Ramos v City of New York |
2023 NY Slip Op 00400 [212 AD3d 582] |
January 31, 2023 |
Appellate Division, First Department |
Published by New York State Law Reporting Bureau pursuant to Judiciary Law § 431. |
Isabel Ramos, Appellant, v City of New York et al., Respondents. |
Pollack, Pollack, Isaac & DeCicco, LLP, New York (Brian J. Isaac of counsel), for appellant.
Sylvia O. Hinds-Radix, Corporation Counsel, New York (Jonathan A. Popolow of counsel), for respondents.
Order, Supreme Court, Bronx County (Mitchell J. Danziger, J.), entered September 15, 2021, which granted defendants' (the City) motion for summary judgment dismissing the complaint, unanimously affirmed, without costs.
This action arises from an accident that occurred when plaintiff slipped and fell on certain debris while walking on a path through Macombs Dam Park, during her morning commute. The City established prima facie entitlement to summary judgment pursuant to Administrative Code of the City of New York § 7-201 (c) (2) that it did not have prior written notice of the alleged condition, and plaintiff failed to raise an issue of fact in opposition (see Groninger v Village of Mamaroneck, 67 AD3d 733, 734 [2d Dept 2009], affd 17 NY3d 125 [2011]). Plaintiff's argument that an exception to that rule applies because the City caused or created the condition through an affirmative act of negligence is unpreserved because she failed to raise this theory of liability in her notice of claim (see Perez v City of New York, 193 AD3d 432, 433 [1st Dept 2021]; see also Ghin v City of New York, 76 AD3d 409, 410 [1st Dept 2010]). Nor is the issue of the applicability of the cause or create exception to the prior written notice requirement a pure question of law that is evident from the face of the record (see e.g. Salodkaya v City of New York, 193 AD3d 604, 605 [1st Dept 2021]).
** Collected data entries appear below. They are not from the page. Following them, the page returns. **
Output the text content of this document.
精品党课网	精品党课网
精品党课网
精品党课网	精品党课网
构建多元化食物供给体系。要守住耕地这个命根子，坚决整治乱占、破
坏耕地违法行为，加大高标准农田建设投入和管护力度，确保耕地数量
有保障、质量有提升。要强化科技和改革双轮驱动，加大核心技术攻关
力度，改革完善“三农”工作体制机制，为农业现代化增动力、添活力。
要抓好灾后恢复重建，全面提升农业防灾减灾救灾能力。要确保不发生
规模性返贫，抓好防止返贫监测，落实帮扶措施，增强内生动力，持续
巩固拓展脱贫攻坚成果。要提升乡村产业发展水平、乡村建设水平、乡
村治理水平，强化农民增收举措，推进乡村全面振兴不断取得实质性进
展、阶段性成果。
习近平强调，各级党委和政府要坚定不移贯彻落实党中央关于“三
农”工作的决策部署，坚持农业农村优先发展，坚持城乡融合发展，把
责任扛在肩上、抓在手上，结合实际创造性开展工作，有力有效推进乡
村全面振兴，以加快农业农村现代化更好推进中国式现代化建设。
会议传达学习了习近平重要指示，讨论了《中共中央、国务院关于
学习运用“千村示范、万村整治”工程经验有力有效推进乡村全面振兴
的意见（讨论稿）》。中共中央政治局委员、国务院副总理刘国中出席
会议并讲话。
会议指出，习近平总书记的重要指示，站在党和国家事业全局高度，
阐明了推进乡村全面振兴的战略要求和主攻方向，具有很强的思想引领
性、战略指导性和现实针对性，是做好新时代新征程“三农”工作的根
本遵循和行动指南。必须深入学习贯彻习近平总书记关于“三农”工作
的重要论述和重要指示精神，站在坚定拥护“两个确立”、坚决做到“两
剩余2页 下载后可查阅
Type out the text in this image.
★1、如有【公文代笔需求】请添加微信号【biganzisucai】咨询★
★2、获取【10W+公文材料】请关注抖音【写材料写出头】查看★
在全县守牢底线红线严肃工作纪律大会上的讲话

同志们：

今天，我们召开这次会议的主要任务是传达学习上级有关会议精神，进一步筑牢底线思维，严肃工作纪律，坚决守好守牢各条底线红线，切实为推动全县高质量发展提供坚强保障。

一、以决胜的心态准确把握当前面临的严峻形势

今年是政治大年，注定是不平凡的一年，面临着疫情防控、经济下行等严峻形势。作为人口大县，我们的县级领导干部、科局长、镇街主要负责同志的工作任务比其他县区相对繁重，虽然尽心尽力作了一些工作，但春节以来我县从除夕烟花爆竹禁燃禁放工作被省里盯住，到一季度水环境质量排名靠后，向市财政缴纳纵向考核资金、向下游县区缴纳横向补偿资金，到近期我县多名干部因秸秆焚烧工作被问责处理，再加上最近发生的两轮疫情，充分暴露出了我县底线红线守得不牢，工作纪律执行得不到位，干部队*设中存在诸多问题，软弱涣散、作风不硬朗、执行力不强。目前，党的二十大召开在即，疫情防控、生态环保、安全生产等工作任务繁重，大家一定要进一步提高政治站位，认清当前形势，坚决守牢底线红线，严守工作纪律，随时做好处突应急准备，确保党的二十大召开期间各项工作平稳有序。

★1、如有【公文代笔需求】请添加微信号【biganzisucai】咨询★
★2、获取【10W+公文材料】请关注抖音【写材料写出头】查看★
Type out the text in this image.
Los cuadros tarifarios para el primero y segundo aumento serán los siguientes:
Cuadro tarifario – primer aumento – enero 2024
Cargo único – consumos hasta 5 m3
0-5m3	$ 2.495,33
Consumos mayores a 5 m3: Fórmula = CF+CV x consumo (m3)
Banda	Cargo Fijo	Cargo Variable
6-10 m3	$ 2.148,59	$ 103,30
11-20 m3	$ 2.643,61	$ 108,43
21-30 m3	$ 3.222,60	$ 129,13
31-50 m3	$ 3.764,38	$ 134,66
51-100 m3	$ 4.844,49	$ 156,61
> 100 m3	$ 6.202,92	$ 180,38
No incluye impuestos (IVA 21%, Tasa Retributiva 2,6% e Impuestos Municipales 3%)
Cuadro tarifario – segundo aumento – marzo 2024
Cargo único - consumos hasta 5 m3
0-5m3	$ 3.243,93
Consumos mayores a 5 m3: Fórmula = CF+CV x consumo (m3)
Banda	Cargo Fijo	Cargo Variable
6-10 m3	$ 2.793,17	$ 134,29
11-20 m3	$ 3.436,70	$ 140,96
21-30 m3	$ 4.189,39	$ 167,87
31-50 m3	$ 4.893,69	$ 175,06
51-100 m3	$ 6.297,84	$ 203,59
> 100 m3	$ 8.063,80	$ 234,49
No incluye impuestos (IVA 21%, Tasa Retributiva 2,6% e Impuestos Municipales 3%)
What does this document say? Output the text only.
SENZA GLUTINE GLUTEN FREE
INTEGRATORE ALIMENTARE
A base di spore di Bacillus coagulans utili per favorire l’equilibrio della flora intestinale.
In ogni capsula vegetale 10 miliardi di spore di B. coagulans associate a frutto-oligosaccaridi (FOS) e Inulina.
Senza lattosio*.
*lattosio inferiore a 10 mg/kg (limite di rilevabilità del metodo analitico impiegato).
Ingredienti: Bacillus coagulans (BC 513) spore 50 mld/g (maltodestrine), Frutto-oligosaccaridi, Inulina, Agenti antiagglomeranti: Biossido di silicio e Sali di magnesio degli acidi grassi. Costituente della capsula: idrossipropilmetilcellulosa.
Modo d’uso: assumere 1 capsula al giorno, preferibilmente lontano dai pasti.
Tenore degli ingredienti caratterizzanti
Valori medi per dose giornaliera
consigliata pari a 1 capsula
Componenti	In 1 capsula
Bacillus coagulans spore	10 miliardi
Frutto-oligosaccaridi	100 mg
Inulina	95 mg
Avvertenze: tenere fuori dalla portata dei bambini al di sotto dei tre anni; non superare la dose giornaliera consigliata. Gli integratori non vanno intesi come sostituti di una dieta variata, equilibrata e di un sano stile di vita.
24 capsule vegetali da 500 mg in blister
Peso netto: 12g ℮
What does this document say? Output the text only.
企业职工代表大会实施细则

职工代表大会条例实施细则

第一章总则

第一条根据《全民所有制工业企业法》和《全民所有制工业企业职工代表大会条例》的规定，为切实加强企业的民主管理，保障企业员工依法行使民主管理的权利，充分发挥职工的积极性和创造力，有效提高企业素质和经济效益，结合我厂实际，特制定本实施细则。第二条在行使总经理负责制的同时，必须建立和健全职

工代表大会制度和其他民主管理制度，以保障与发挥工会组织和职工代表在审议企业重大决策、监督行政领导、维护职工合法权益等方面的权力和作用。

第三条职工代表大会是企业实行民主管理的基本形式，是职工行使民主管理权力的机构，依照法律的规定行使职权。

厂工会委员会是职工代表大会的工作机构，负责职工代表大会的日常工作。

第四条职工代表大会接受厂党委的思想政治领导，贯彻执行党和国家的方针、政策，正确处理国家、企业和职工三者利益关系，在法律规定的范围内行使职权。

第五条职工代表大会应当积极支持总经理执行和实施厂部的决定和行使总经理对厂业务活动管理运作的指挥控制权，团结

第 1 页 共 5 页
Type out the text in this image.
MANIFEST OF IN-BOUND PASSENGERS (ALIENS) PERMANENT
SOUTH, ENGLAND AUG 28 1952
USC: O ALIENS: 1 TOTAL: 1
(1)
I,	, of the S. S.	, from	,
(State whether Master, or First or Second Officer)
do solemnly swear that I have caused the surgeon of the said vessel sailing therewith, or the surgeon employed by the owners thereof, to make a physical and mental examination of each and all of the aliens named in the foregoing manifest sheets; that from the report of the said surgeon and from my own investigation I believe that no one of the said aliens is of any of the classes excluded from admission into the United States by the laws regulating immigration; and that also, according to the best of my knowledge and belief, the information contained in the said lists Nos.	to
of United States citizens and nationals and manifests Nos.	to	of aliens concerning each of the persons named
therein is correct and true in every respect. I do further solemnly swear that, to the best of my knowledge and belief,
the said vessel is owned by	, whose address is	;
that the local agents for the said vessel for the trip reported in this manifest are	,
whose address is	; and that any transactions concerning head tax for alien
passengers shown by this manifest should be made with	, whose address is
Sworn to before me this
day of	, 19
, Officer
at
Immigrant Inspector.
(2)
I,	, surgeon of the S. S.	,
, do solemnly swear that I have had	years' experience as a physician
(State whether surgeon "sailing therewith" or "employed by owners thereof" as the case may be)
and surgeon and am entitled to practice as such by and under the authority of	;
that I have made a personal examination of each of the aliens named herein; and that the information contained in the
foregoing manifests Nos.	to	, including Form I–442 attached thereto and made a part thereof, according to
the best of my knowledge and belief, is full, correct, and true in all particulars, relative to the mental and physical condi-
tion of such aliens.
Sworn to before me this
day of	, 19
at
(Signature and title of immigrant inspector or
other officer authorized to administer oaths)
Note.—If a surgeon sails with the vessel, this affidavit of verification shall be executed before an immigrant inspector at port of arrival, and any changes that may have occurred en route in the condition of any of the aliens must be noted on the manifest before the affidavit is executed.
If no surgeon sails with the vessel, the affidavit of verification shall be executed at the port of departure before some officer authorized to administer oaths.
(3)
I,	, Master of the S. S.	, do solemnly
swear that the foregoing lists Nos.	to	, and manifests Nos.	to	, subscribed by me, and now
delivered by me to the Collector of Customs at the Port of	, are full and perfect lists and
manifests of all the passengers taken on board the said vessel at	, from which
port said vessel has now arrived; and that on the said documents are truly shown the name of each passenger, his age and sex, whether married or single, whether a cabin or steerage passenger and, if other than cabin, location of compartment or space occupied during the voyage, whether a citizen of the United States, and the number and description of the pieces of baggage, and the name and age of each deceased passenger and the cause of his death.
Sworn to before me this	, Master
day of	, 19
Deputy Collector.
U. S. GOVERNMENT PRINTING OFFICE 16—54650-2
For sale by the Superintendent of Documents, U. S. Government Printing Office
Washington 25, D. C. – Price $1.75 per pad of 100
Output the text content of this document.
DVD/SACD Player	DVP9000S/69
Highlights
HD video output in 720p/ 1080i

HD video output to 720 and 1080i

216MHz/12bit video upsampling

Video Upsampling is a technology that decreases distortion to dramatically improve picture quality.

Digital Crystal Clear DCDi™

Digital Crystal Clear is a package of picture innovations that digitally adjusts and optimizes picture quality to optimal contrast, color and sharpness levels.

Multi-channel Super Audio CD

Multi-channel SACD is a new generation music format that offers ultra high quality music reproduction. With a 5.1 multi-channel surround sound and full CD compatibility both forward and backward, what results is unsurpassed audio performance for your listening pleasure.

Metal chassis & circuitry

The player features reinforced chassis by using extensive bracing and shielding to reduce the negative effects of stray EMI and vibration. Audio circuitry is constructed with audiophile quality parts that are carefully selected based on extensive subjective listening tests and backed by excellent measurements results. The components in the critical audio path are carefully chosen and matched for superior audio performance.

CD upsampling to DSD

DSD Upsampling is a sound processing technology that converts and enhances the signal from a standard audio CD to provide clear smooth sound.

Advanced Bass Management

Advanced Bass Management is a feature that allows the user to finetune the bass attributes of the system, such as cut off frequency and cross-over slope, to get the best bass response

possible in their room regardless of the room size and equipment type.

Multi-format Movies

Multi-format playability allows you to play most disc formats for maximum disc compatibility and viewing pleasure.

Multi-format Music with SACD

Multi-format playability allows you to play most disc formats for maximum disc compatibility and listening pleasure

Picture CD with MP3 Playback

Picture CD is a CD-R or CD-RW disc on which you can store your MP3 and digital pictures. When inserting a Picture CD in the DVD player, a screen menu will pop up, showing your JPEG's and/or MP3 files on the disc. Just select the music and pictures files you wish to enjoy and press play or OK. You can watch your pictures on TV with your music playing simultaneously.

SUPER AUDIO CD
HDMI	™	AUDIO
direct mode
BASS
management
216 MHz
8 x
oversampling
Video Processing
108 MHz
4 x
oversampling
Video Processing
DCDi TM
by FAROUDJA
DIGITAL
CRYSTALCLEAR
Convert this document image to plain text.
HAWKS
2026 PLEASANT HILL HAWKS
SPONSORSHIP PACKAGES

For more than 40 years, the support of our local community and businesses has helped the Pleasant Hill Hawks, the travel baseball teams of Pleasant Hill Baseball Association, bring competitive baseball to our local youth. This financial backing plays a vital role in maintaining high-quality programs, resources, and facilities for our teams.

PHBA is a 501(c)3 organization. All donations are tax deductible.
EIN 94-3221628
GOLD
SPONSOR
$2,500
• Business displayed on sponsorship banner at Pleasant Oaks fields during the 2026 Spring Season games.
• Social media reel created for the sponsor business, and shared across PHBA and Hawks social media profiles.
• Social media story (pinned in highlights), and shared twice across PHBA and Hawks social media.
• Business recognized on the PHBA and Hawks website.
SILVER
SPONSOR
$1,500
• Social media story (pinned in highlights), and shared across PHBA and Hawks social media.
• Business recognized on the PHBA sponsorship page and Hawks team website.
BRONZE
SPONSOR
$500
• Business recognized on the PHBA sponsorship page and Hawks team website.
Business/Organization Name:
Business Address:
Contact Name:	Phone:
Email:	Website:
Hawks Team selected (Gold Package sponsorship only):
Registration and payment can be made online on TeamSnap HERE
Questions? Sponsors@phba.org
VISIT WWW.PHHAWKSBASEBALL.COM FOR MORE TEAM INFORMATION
Even assuming plaintiff's arguments were properly advanced, she failed to raise an issue of fact as to whether the City caused or created the alleged defective condition through an affirmative act of negligence (see Yarborough v City of New York, 10 NY3d 726, 728 [2008]; see also e.g. Dunn v City of New York, 206 AD3d 403 [1st Dept 2022]). Plaintiff's argument that the City's snow and ice removal activities forced her to walk and trip over the debris from nearby ballfields on the cleared area of the pathway, is speculative (see Gray v City of New York, 195 AD3d 538 [1st Dept 2021]). In any event, contrary to plaintiff's argument, the alleged "failure to remove all the snow or ice . . . is not an affirmative act of negligence" (Groninger v Village of Mamaroneck, 67 AD3d at 734).
We have considered plaintiff's remaining arguments and find them unavailing. Concur—Renwick, J.P., Webber, Singh, Rodriguez, Higgitt, JJ.